News Theory

 Monday 16th May 2022

Industries:

Curran and Seaton: Media industries are capitalist and the owners control the media leading to a narrowing of opinions concluding that owners pursue profit.

Hesmondhalgh: Production is owned and controlled by a few media conglomerates with companies rely on repetition to minimise risk and cover failure as risk is seen in loss of money.  

Livingstone and Lunt: Citizens are social, seek public or social benefits from the media and require regulation to promote public interest and consumers who seek private benefits from the media require regulation to protect them.

Audience:

Bandura: The media can influence people directly influencing their values judgements and conduct can be altered directly.

Gerbner: Long term exposure to media forms cultivates standardised roles and behaviours with 'mean world syndrome' causing a mistrusting attitude towards others. 

Hall: media producers encode with a preferred meaning the dominant readings, negotiated readings and oppositional readings. 

Jenkins: Audiences are active, participatory audiences create online communities using new media forms to develop or influence how media is consumed. 

Shirky: Traditional media are shaped by centeralised producers, audiences are now seen as a mass of people with predictable behaviours, audience behaviour is now variable, they are prosumers who can create and shape their own content and user generated content creates emotional connections.

Media Language:

Baudrillard: Modern societies were organised around production of goods, postmodern society is organised around simulation - the play of images and signs. Hyperreality - media simulations which control the way we think and behave.

Levi-strauss: Binary oppositions, hidden rules which shape a structure to communicate ideologies or myths. 

Barthes: the meaning is communicated through signs which are made up of a signifier, the meanings created by these myths often reflect dominant values and ideologies.

Neale: Genre depends upon the repetition of codes and conventions in media products, genre conventions are not fixed and evolve over time as producers subvert established conventions or use other genres. 'the intertextual relay'

Todorov: narratives move from a state of equilibrium to disequilibrium to resolution to a new equilibrium. 

Representation:

Butler: Gender is created in response to our performance of gender roles. Performativity of these roles causes 'gender trouble' for those who do not fit the heterosexual norms.
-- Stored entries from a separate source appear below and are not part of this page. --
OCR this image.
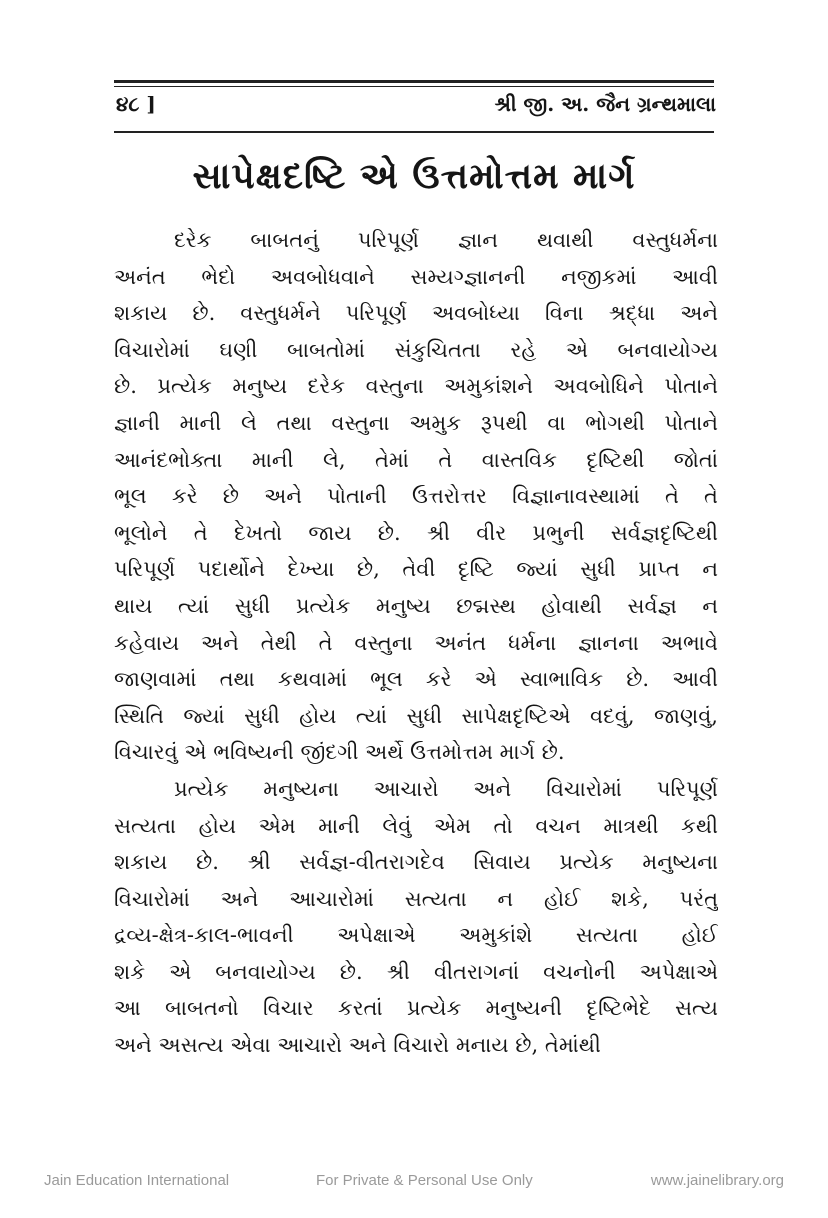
૪૮ ]	શ્રી જી. અ. જૈન ગ્રન્થમાલા
સાપેક્ષદષ્ટિ એ ઉત્તમોત્તમ માર્ગ
દરેક બાબતનું પરિપૂર્ણ જ્ઞાન થવાથી વસ્તુધર્મના
અનંત ભેદો અવબોધવાને સમ્યગ્જ્ઞાનની નજીકમાં આવી
શકાય છે. વસ્તુધર્મને પરિપૂર્ણ અવબોધ્યા વિના શ્રદ્ધા અને
વિચારોમાં ઘણી બાબતોમાં સંકુચિતતા રહે એ બનવાયોગ્ય
છે. પ્રત્યેક મનુષ્ય દરેક વસ્તુના અમુકાંશને અવબોધિને પોતાને
જ્ઞાની માની લે તથા વસ્તુના અમુક રૂપથી વા ભોગથી પોતાને
આનંદભોક્તા માની લે, તેમાં તે વાસ્તવિક દૃષ્ટિથી જોતાં
ભૂલ કરે છે અને પોતાની ઉત્તરોત્તર વિજ્ઞાનાવસ્થામાં તે તે
ભૂલોને તે દેખતો જાય છે. શ્રી વીર પ્રભુની સર્વજ્ઞદૃષ્ટિથી
પરિપૂર્ણ પદાર્થોને દેખ્યા છે, તેવી દૃષ્ટિ જ્યાં સુધી પ્રાપ્ત ન
થાય ત્યાં સુધી પ્રત્યેક મનુષ્ય છદ્મસ્થ હોવાથી સર્વજ્ઞ ન
કહેવાય અને તેથી તે વસ્તુના અનંત ધર્મના જ્ઞાનના અભાવે
જાણવામાં તથા કથવામાં ભૂલ કરે એ સ્વાભાવિક છે. આવી
સ્થિતિ જ્યાં સુધી હોય ત્યાં સુધી સાપેક્ષદૃષ્ટિએ વદવું, જાણવું,
વિચારવું એ ભવિષ્યની જીંદગી અર્થે ઉત્તમોત્તમ માર્ગ છે.
પ્રત્યેક મનુષ્યના આચારો અને વિચારોમાં પરિપૂર્ણ
સત્યતા હોય એમ માની લેવું એમ તો વચન માત્રથી કથી
શકાય છે. શ્રી સર્વજ્ઞ-વીતરાગદેવ સિવાય પ્રત્યેક મનુષ્યના
વિચારોમાં અને આચારોમાં સત્યતા ન હોઈ શકે, પરંતુ
દ્રવ્ય-ક્ષેત્ર-કાલ-ભાવની અપેક્ષાએ અમુકાંશે સત્યતા હોઈ
શકે એ બનવાયોગ્ય છે. શ્રી વીતરાગનાં વચનોની અપેક્ષાએ
આ બાબતનો વિચાર કરતાં પ્રત્યેક મનુષ્યની દૃષ્ટિભેદે સત્ય
અને અસત્ય એવા આચારો અને વિચારો મનાય છે, તેમાંથી
Jain Education International	For Private & Personal Use Only	www.jainelibrary.org
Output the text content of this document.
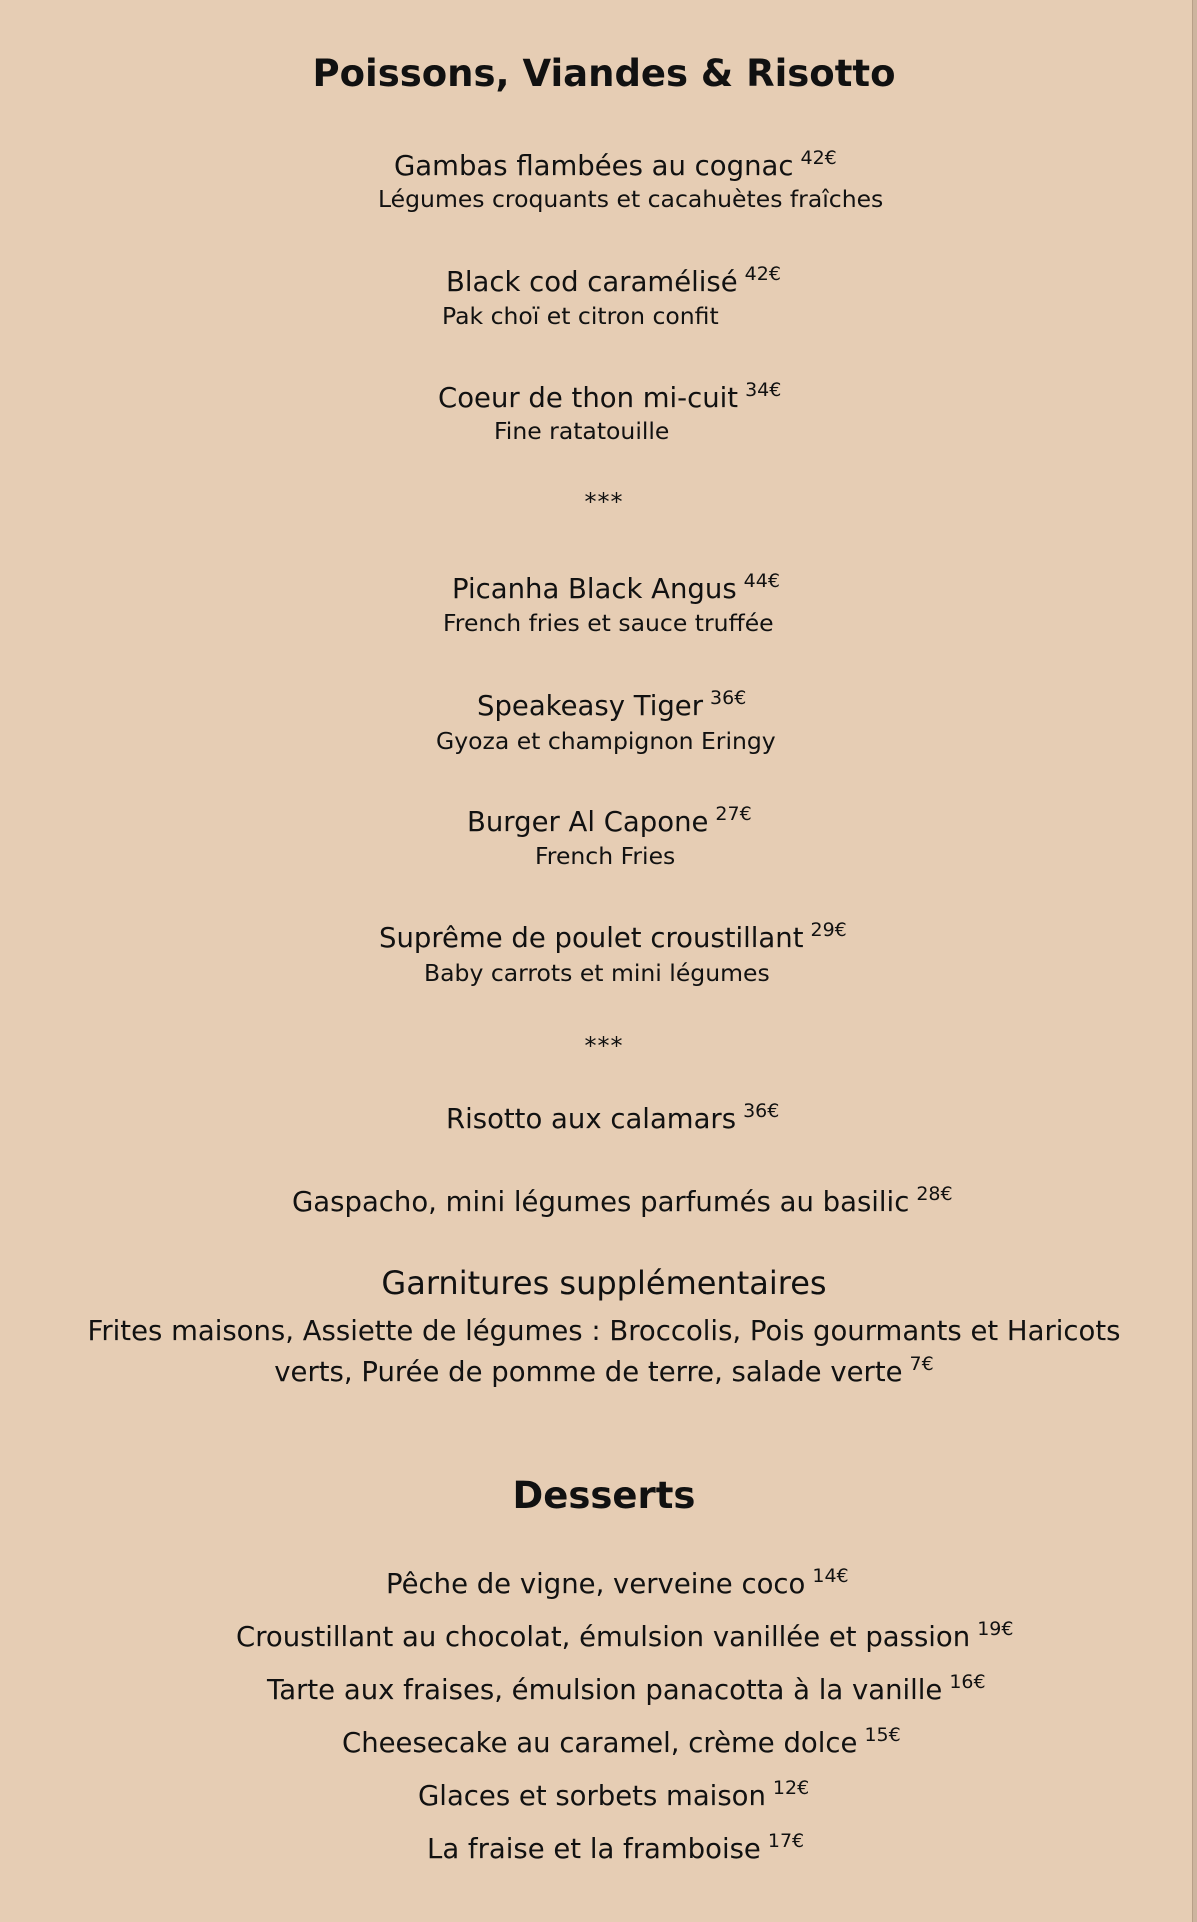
Poissons, Viandes & Risotto
Gambas flambées au cognac $^{42€}$
Légumes croquants et cacahuètes fraîches
Black cod caramélisé $^{42€}$
Pak choï et citron confit
Coeur de thon mi-cuit $^{34€}$
Fine ratatouille
***
Picanha Black Angus $^{44€}$
French fries et sauce truffée
Speakeasy Tiger $^{36€}$
Gyoza et champignon Eringy
Burger Al Capone $^{27€}$
French Fries
Suprême de poulet croustillant $^{29€}$
Baby carrots et mini légumes
***
Risotto aux calamars $^{36€}$
Gaspacho, mini légumes parfumés au basilic $^{28€}$
Garnitures supplémentaires
Frites maisons, Assiette de légumes : Broccolis, Pois gourmants et Haricots
verts, Purée de pomme de terre, salade verte $^{7€}$
Desserts
Pêche de vigne, verveine coco $^{14€}$
Croustillant au chocolat, émulsion vanillée et passion $^{19€}$
Tarte aux fraises, émulsion panacotta à la vanille $^{16€}$
Cheesecake au caramel, crème dolce $^{15€}$
Glaces et sorbets maison $^{12€}$
La fraise et la framboise $^{17€}$
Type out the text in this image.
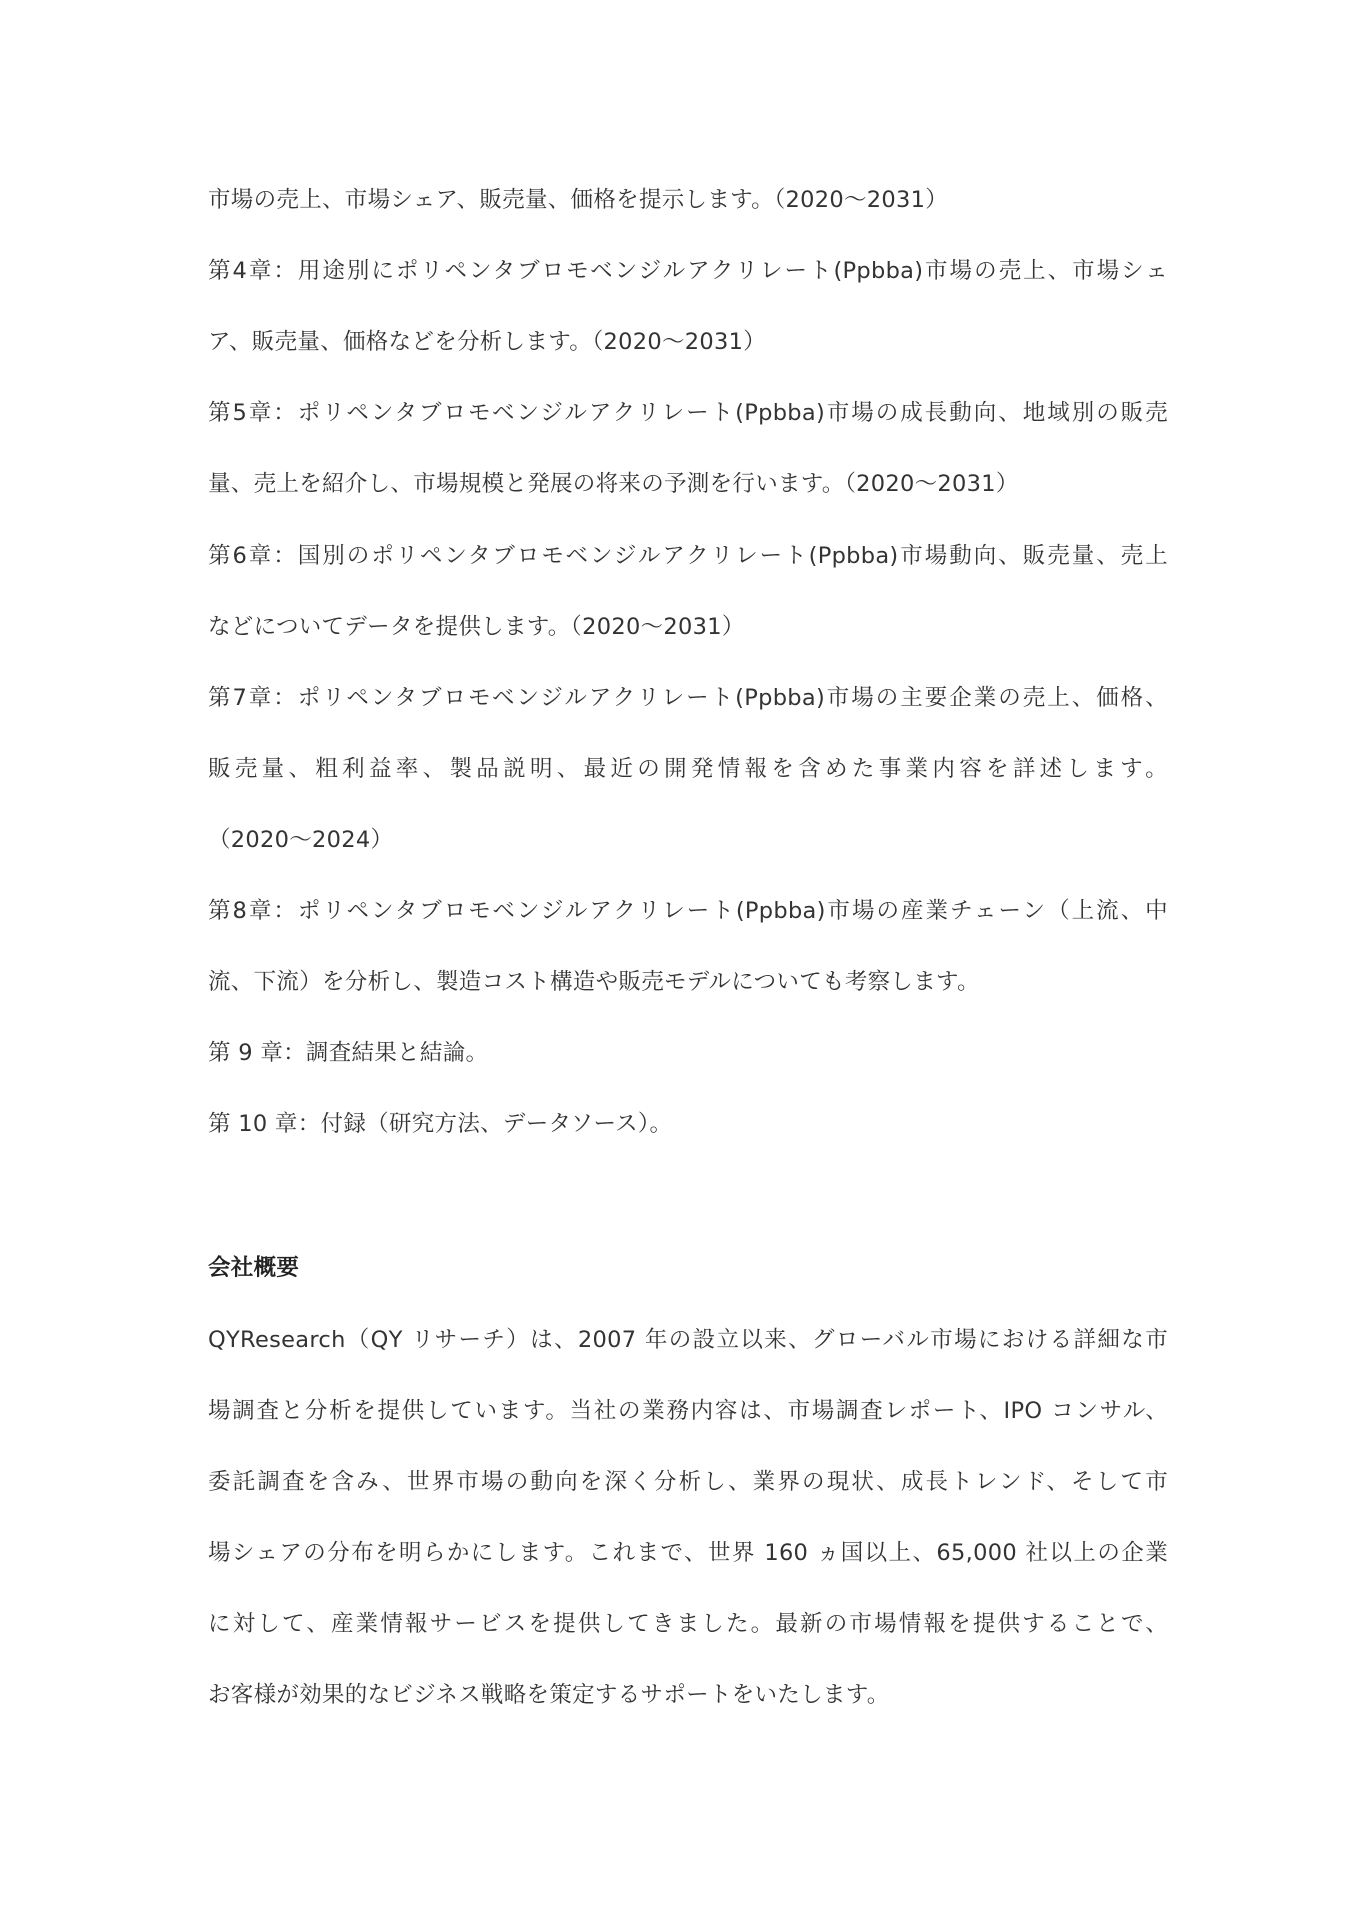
市場の売上、市場シェア、販売量、価格を提示します。（2020～2031）
第4章：用途別にポリペンタブロモベンジルアクリレート(Ppbba)市場の売上、市場シェ
ア、販売量、価格などを分析します。（2020～2031）
第5章：ポリペンタブロモベンジルアクリレート(Ppbba)市場の成長動向、地域別の販売
量、売上を紹介し、市場規模と発展の将来の予測を行います。（2020～2031）
第6章：国別のポリペンタブロモベンジルアクリレート(Ppbba)市場動向、販売量、売上
などについてデータを提供します。（2020～2031）
第7章：ポリペンタブロモベンジルアクリレート(Ppbba)市場の主要企業の売上、価格、
販売量、粗利益率、製品説明、最近の開発情報を含めた事業内容を詳述します。
（2020～2024）
第8章：ポリペンタブロモベンジルアクリレート(Ppbba)市場の産業チェーン（上流、中
流、下流）を分析し、製造コスト構造や販売モデルについても考察します。
第 9 章：調査結果と結論。
第 10 章：付録（研究方法、データソース）。
会社概要
QYResearch（QY リサーチ）は、2007 年の設立以来、グローバル市場における詳細な市
場調査と分析を提供しています。当社の業務内容は、市場調査レポート、IPO コンサル、
委託調査を含み、世界市場の動向を深く分析し、業界の現状、成長トレンド、そして市
場シェアの分布を明らかにします。これまで、世界 160 ヵ国以上、65,000 社以上の企業
に対して、産業情報サービスを提供してきました。最新の市場情報を提供することで、
お客様が効果的なビジネス戦略を策定するサポートをいたします。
Gilroy: The black atlantic is a transatlantic cultures that is simultaneously African, American, Caribbean and British. Britain has failed to mourn its loss of empire, creating post-colonial melancholia, leading to a version of British colonial history that criminalises immigrants.  Representations support a belief in they inherit superiority of white western civilisations.

Hall: meaning is created by a representation, but it isn't just by what is present but also what is absent and different. stereotypes are constructed and should be deconstructed to identify what they tell us about ideology. 
Gauntlett: identity: The media portray a wide range of different identities allowing people to think through their own identities, identities of gender and sexuality are now less fixed than they were in the past. 

Van Zoonen: Women are often objectified, viewed as sexual objects, in media representations.

Bell Hooks: Feminism challenges patriarchy and sexist representations, hooks argues for an intersectional approach considering how identities such as race, class and sexuality contribute to oppression alongside gender.